Heat islands have led to the rise of the green roof, which has been able to reduce cooling costs, air pollution and even gas emissions.
Green roofs are a mitigating strategy to help offset heat islands, and there are several reasons we’re seeing cities incorporate them into their buildings:
1. Energy Cost Reductions
Hot summer months lead to higher cooling costs. Black, tar roofs don’t absorb heat like green roofs do. When green roofs are installed, heat isn’t attracted – it’s absorbed. Research shows that green roofs can reduce energy demands by as much as 75% in the summer.
Energy costs are also reduced in the winter.
2. A Longer Lifespan
Green roofs are able to last twice as long as their traditional roof counterparts. The main reason for the increase in longevity is that the roof protects against extreme heat.
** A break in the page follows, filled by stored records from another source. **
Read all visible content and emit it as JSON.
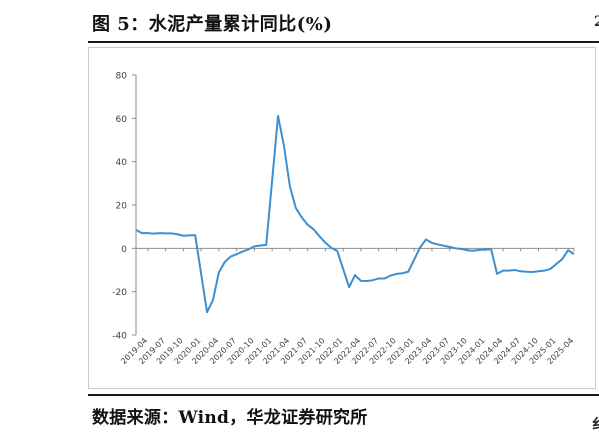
{
  "title": "图 5：水泥产量累计同比(%)",
  "source": "数据来源：Wind，华龙证券研究所",
  "edge_chars": {
    "top": "2",
    "bottom": "纟"
  },
  "colors": {
    "line": "#3d8fd0",
    "axis": "#8c8c8c",
    "tick_text": "#404040"
  },
  "chart_data": {
    "type": "line",
    "title": "",
    "xlabel": "",
    "ylabel": "",
    "ylim": [
      -40,
      80
    ],
    "yticks": [
      -40,
      -20,
      0,
      20,
      40,
      60,
      80
    ],
    "grid": false,
    "legend": "none",
    "xtick_labels": [
      "2019-04",
      "2019-07",
      "2019-10",
      "2020-01",
      "2020-04",
      "2020-07",
      "2020-10",
      "2021-01",
      "2021-04",
      "2021-07",
      "2021-10",
      "2022-01",
      "2022-04",
      "2022-07",
      "2022-10",
      "2023-01",
      "2023-04",
      "2023-07",
      "2023-10",
      "2024-01",
      "2024-04",
      "2024-07",
      "2024-10",
      "2025-01",
      "2025-04"
    ],
    "series": [
      {
        "name": "",
        "x": [
          "2019-02",
          "2019-03",
          "2019-04",
          "2019-05",
          "2019-06",
          "2019-07",
          "2019-08",
          "2019-09",
          "2019-10",
          "2019-11",
          "2019-12",
          "2020-02",
          "2020-03",
          "2020-04",
          "2020-05",
          "2020-06",
          "2020-07",
          "2020-08",
          "2020-09",
          "2020-10",
          "2020-11",
          "2020-12",
          "2021-02",
          "2021-03",
          "2021-04",
          "2021-05",
          "2021-06",
          "2021-07",
          "2021-08",
          "2021-09",
          "2021-10",
          "2021-11",
          "2021-12",
          "2022-02",
          "2022-03",
          "2022-04",
          "2022-05",
          "2022-06",
          "2022-07",
          "2022-08",
          "2022-09",
          "2022-10",
          "2022-11",
          "2022-12",
          "2023-02",
          "2023-03",
          "2023-04",
          "2023-05",
          "2023-06",
          "2023-07",
          "2023-08",
          "2023-09",
          "2023-10",
          "2023-11",
          "2023-12",
          "2024-02",
          "2024-03",
          "2024-04",
          "2024-05",
          "2024-06",
          "2024-07",
          "2024-08",
          "2024-09",
          "2024-10",
          "2024-11",
          "2024-12",
          "2025-02",
          "2025-03",
          "2025-04"
        ],
        "y": [
          8.5,
          7.0,
          7.0,
          6.8,
          7.0,
          6.9,
          6.9,
          6.5,
          5.8,
          6.0,
          6.1,
          -29.5,
          -23.9,
          -11.1,
          -6.3,
          -3.8,
          -2.7,
          -1.5,
          -0.5,
          0.9,
          1.3,
          1.6,
          61.1,
          47.3,
          28.6,
          18.6,
          14.3,
          10.9,
          8.8,
          5.5,
          2.6,
          0.2,
          -1.2,
          -17.9,
          -12.4,
          -15.0,
          -15.1,
          -14.7,
          -13.9,
          -13.9,
          -12.6,
          -11.8,
          -11.5,
          -10.8,
          0.4,
          4.1,
          2.5,
          1.8,
          1.2,
          0.6,
          0.0,
          -0.3,
          -0.9,
          -1.1,
          -0.7,
          -0.4,
          -11.8,
          -10.3,
          -10.3,
          -10.0,
          -10.6,
          -10.8,
          -10.9,
          -10.6,
          -10.3,
          -9.5,
          -5.0,
          -0.9,
          -2.6
        ]
      }
    ]
  }
}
Because the roof absorbs the heat, it takes less damage and its lifespan is extended.
For buildings and cities, this can mean a dramatic reduction in future maintenance and replacement costs.
3. Stormwater Runoff
Stormwater runoff flows off faster on hard roofs than it does on green roofs. Non-porous rooftops are responsible for five times the runoff seen in woodland areas. Stormwater runoff, when increased, is responsible for:
- Sewer overflows
- Flash flooding
Green roofs will reduce and slow runoff, and this is because green roofs are able to retain 90% of precipitation. Even in the winter months when absorption rates are lower, a green roof will be able to absorb 40% of precipitation.
Stormwater is responsible for more than just flooding.
The ability to reduce stormwater runoff will also reduce pollution in cities.
4. Oxygen Production and the Removal of Air Particulates
Green roofs allow for higher oxygen levels, and the roof also acts as a filter. A green roof will be able to remove air particulates, reducing pollution in cities, too. When air conditioning demand is lowered, as we’ve seen with green roofs, this will also lead to lower levels of pollution.
High air conditioning demands increase air pollution and greenhouse gas emissions.
But a green roof is able to lower these air pollution and greenhouse gas emissions. The vegetation removes the greenhouse gases and pollutants through what is called dry deposition.
Green roofs provide an aesthetic benefit, and it also acts as a habitat for animal and plant species. The quality of life is also improved for residents in areas where green roofs are installed. Pollutants and emissions are lower, the air is cleaner and the heat island effect is reduced.
Noise pollution is also lowered thanks to the green roof’s ability to absorb and reduce sounds. The roof will act as a sound insulation layer on buildings, and in bustling cities, this can lead to a rise in overall resident happiness, too.